Keep Flossing to Maintain Oral Health
In recent dental news, the need for flossing has come under question. The Associated Press released a study stating that there is little evidence to support the claim that flossing is really necessary. But after years of being told that flossing is one of the most important things for our oral hygiene, is this news really true?
The Truth About Flossing
As the AP article suggests, there isn’t definitive research that suggests flossing helps to maintain oral health, but dentists have continued to suggest that flossing is crucial for removing plaque and leftover food from between our teeth. That is because while the studies don’t prove that flossing is effective for reducing our risk of gum disease or tooth decay, it also doesn’t disprove it either.
The studies on the effectiveness of flossing have been pretty short overall, lasting only a few weeks at a time. While a few weeks is enough time to start seeing less bleeding of the gums or reduced inflammation, it isn’t enough time to really see if flossing can contribute to overall oral health in the way that dentists say.
Long-term studies become a problem for a number of reasons. On the one hand, you would need to study the same group of individuals for years to see how flossing really influences their oral health. If the study discovers that not flossing can drastically increase someone’s ability to develop gum disease, it raises ethical questions in having forced individuals in the control group to not floss for years.
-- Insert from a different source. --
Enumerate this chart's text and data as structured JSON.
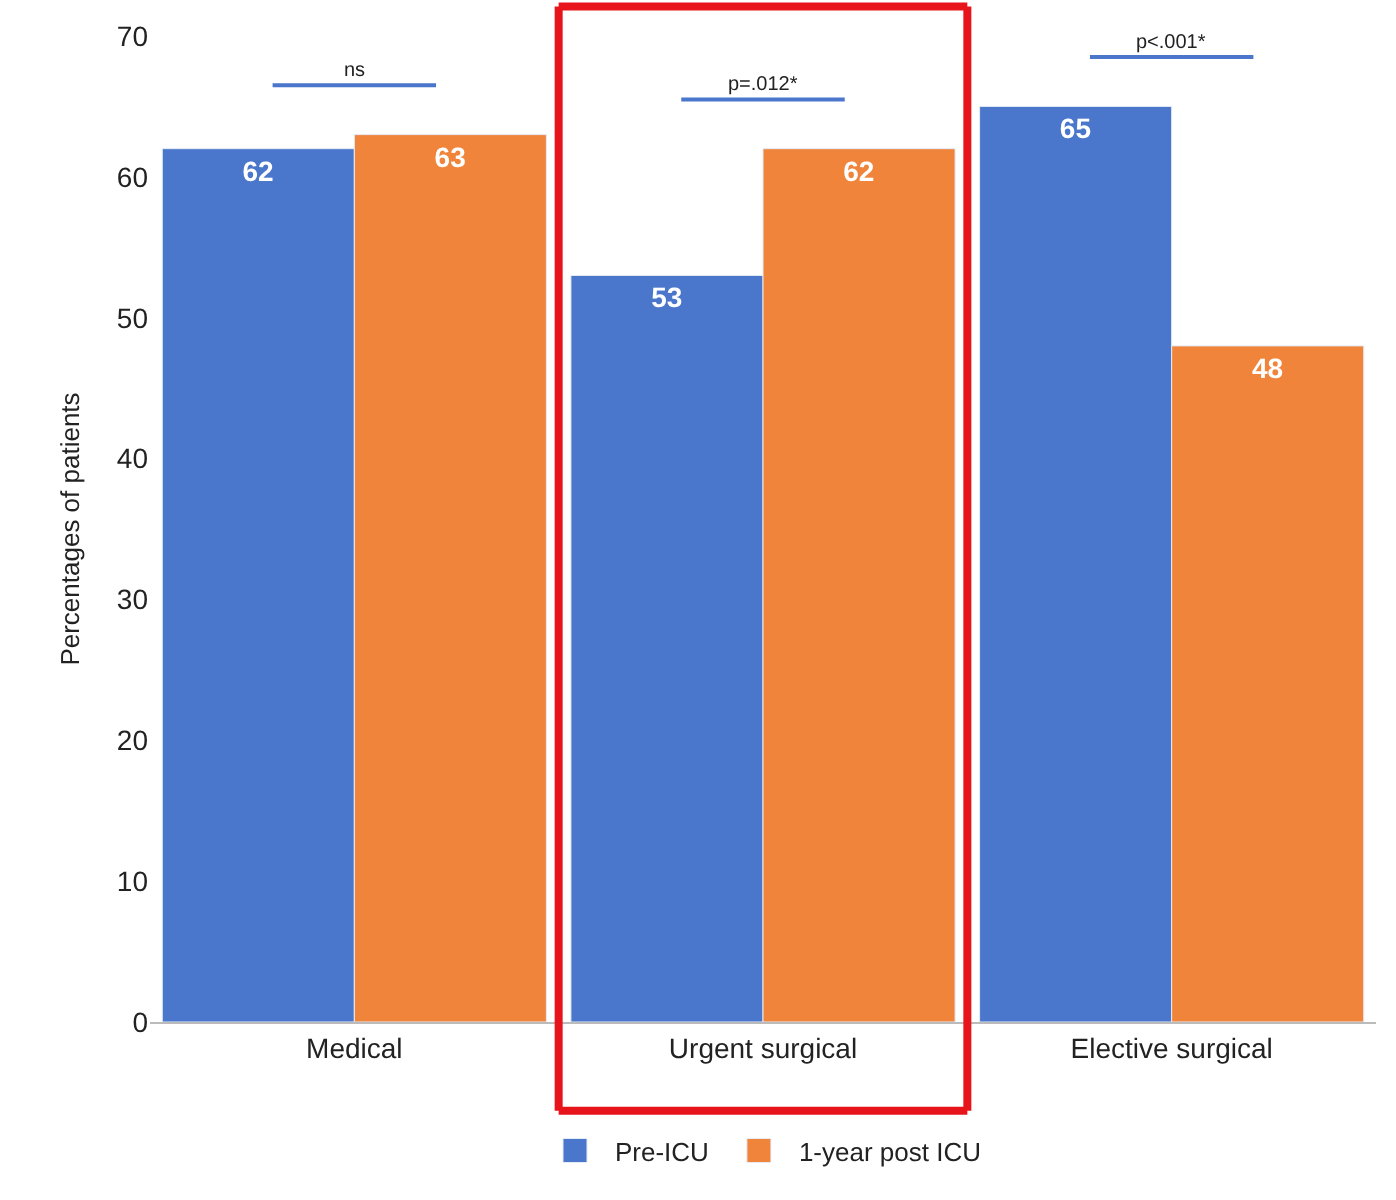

Another reason long-term studies haven’t been conducted is because of the money it would take to follow through on such a study. With the National Institutes of Health footing the bill, there just seem to be more important issues and illnesses to study.
What’s the Verdict?
Although studies may suggest there is not sufficient evidence to believe flossing reduces the risk of gum disease and tooth decay, the Kansas City, MO cosmetic dentistry office of Dr. James R. Anderson, DDS wouldn’t recommend skipping the step just yet. Until the problems of money or ethics are solved, a long-term study may not be in the near future. As a cheap and easy solution – one that comes without risk of harm – it is better to be safe than sorry when it comes to flossing.